The 1961 census recorded Kasba Badlu (as "Qasba Badlu") as comprising 1 hamlet, with a total population of 269 people (123 male and 146 female), in 51 households and 40 physical houses. The area of the village was given as 254 acres and it had a medical practitioner at that point.

The 1981 census recorded Kasba Badlu (as "Qasba Badlu") as having a population of 389 people, in 65 households, and having an area of 104.14 hectares. The main staple foods were given as wheat and rice.
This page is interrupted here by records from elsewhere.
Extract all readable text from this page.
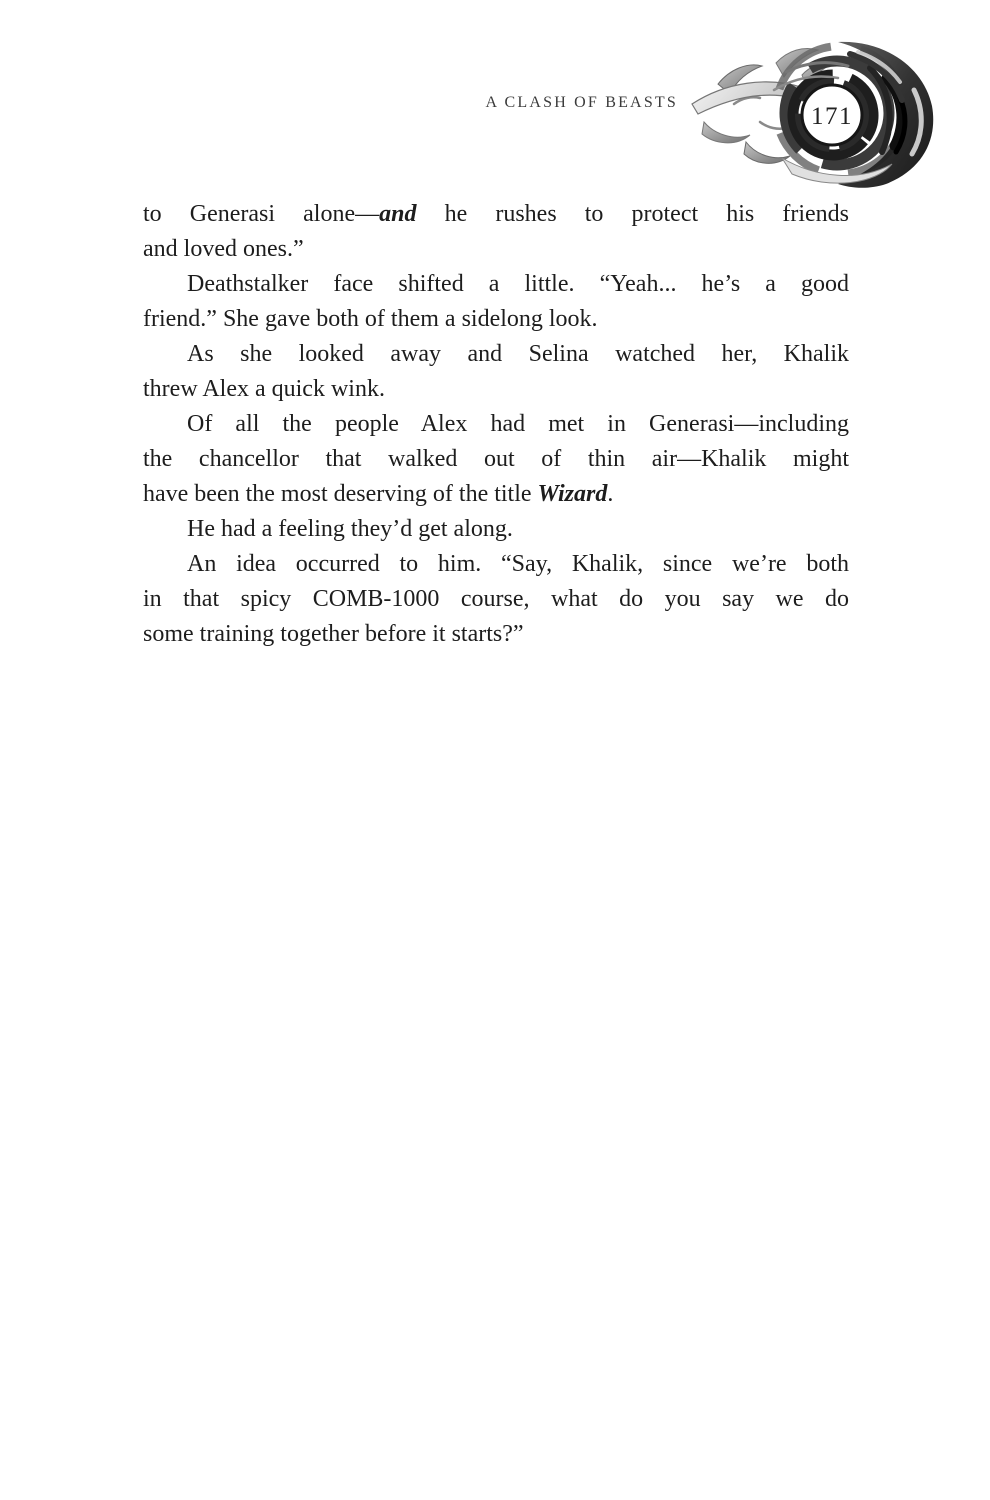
A CLASH OF BEASTS
171
to Generasi alone—and he rushes to protect his friends
and loved ones.”
Deathstalker face shifted a little. “Yeah... he’s a good
friend.” She gave both of them a sidelong look.
As she looked away and Selina watched her, Khalik
threw Alex a quick wink.
Of all the people Alex had met in Generasi—including
the chancellor that walked out of thin air—Khalik might
have been the most deserving of the title Wizard.
He had a feeling they’d get along.
An idea occurred to him. “Say, Khalik, since we’re both
in that spicy COMB-1000 course, what do you say we do
some training together before it starts?”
The 1991 census recorded Kasba Badlu as having a total population of 440 people (209 male and 231 female), in 80 households and 80 physical houses. The area of the village was listed as 103 hectares. Members of the 0-6 age group numbered 85, or 19% of the total; this group was 44% male (37) and 46% female (48). Members of scheduled castes made up 48% of the village's population, while no members of scheduled tribes were recorded. The literacy rate of the village was 43% (121 men and 68 women). 131 people were classified as main workers (89 men and 42 women), while 0 people were classified as marginal workers; the remaining 309 residents were non-workers. The breakdown of main workers by employment category was as follows: 55 cultivators (i.e. people who owned or leased their own land); 88 agricultural labourers (i.e. people who worked someone else's land in return for payment); 0 workers in livestock, forestry, fishing, hunting, plantations, orchards, etc.; 0 in mining and quarrying; 0 household industry workers; 2 workers employed in other manufacturing, processing, service, and repair roles; 0 construction workers; 0 employed in trade and commerce; 0 employed in transport, storage, and communications; and 6 in other services.